Change Streams - Swift Driver + Vapor

Piers_Ebdon · October 10, 2020, 7:39am

Hi Everyone

I am trying to implement change streams in the Swift Driver using Vapor.

Unfortunately I am unable to work out how to implement it having looked at the Swift Changes Streams docs. I have placed my code in configure.swift but I am currently getting a crash with this error:

assertion failed: cursor or change stream wasn't closed before it went out of scope: file MongoSwift/CursorCommon.swift, line 247

Below is the code I have tried starting out with which causes the crash. I have tried using .hop(to: app.client.eventLoop) in various places but I have been unable to prevent my app from crashing on start up using change streams.

let testInventory = app.testingDatabase.collection("playerratings", withType: PlayerRating.self)
testInventory.watch().flatMap { stream -> EventLoopFuture<ChangeStream<ChangeStreamEvent<MongoCollection<PlayerRating>.CollectionType>>> in
    let resumeToken = stream.resumeToken
    return testInventory.watch(options: ChangeStreamOptions(resumeAfter: resumeToken))
}
.whenFailure { _ in }

Any idea what I am doing wrong?

Thanks

kmahar · October 12, 2020, 4:30pm

Hi @Piers_Ebdon!

Change streams must be explicitly closed (by calling the kill() method) before they go out of scope to avoid leaking resources. The assertion failure is happening in a deinit method which confirms the stream has already been killed and fails otherwise.

In the example above, since you are returning the second stream, I think the issue is likely the first stream you are creating. Once you are done using the stream, you should call the kill() method which will asynchronously clean up the resources and return an EventLoopFuture.

I realize this is not clear from the examples in our change streams guide so I’ve opened a Jira ticket so we remember to correct that.

Piers_Ebdon · October 12, 2020, 8:04pm

Hi @kmahar

So after using a change stream, I then need to close it by calling kill(), I assume that the observer watching the collection is still active right?

In regards to the example I provided, I was told that I should make sure that I use a resume stream for when the connection closes and starts up again. Still trying to get my head around when best to call a second watch method with the resume token, I guess this would be best placed when an error occurs from what I am doing with the change stream, such as inserting a new document into another collection,.

Thanks again for getting back so quickly. I’ll have another attempt at this tomorrow and will provide an update hopefully with some working code.

Piers_Ebdon · October 13, 2020, 9:13pm

Hey @kmahar

So this is my updated attempt to handle using a change stream. I am trying to use it to update a few rolling averages but so far I am just updating one.

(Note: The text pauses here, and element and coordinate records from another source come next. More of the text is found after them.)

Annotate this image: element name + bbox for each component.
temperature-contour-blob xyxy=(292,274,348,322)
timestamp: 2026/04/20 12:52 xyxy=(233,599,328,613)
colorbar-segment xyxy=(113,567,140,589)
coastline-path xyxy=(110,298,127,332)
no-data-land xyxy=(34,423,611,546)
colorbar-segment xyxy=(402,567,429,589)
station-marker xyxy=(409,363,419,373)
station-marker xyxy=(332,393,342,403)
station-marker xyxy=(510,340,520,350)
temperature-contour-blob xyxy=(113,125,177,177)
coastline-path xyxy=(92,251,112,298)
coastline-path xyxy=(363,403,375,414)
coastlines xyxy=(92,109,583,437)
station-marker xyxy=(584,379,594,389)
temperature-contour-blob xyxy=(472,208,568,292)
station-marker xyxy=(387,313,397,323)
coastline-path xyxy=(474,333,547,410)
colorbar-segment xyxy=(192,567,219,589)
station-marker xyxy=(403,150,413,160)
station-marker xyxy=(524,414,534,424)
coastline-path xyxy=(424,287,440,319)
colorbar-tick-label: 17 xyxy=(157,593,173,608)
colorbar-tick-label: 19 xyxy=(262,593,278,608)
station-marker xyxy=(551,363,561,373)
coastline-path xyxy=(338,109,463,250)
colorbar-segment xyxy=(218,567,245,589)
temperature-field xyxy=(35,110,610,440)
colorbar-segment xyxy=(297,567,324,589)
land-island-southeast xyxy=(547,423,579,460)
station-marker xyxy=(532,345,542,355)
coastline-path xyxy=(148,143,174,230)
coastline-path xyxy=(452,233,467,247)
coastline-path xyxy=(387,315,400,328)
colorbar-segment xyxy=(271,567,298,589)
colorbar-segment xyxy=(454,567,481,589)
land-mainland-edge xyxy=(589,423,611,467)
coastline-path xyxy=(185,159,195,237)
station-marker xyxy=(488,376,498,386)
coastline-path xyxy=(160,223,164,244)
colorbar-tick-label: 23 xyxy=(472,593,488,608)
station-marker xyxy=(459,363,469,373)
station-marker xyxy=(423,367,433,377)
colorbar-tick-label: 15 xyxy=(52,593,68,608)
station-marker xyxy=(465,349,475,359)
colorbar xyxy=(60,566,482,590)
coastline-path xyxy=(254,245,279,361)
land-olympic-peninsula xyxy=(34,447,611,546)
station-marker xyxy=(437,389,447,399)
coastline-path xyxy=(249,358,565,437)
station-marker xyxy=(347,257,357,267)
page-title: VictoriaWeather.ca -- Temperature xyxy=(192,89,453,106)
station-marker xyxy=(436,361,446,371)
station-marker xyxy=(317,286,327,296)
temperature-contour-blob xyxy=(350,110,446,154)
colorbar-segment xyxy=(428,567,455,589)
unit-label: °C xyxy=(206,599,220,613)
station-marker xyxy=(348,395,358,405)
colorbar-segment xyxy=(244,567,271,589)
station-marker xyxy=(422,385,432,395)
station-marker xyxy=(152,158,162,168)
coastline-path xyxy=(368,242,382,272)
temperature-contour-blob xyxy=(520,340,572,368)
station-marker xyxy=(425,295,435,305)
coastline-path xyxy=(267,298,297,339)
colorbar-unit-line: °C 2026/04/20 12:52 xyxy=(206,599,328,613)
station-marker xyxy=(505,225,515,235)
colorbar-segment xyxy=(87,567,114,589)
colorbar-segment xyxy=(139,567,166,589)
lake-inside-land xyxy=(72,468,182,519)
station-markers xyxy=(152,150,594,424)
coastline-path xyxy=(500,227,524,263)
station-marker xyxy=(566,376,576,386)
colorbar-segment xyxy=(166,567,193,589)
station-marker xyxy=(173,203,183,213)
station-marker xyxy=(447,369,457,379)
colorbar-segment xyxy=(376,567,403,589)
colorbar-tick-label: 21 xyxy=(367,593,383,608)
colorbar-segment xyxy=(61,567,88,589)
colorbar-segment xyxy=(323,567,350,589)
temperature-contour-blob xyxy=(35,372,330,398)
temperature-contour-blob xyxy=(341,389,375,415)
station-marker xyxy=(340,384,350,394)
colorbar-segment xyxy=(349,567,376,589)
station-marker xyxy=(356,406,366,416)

   let testInventory = app.testingDatabase.collection("playerratings", withType: PlayerRating.self)
    _ = testInventory.watch(withEventType: PlayerRating.self).flatMap { stream -> EventLoopFuture<Void> in
        stream.next().map { playerRating in
            if let playerRating = playerRating {
                let matchPlayerFilter: BSONDocument = [
                    "matchID": .objectID(playerRating.matchID),
                    "playerID": .objectID(playerRating.playerID)
                ]
               
                app.testingDatabase.collection("matchplayers", withType: MatchPlayer.self).findOne(matchPlayerFilter)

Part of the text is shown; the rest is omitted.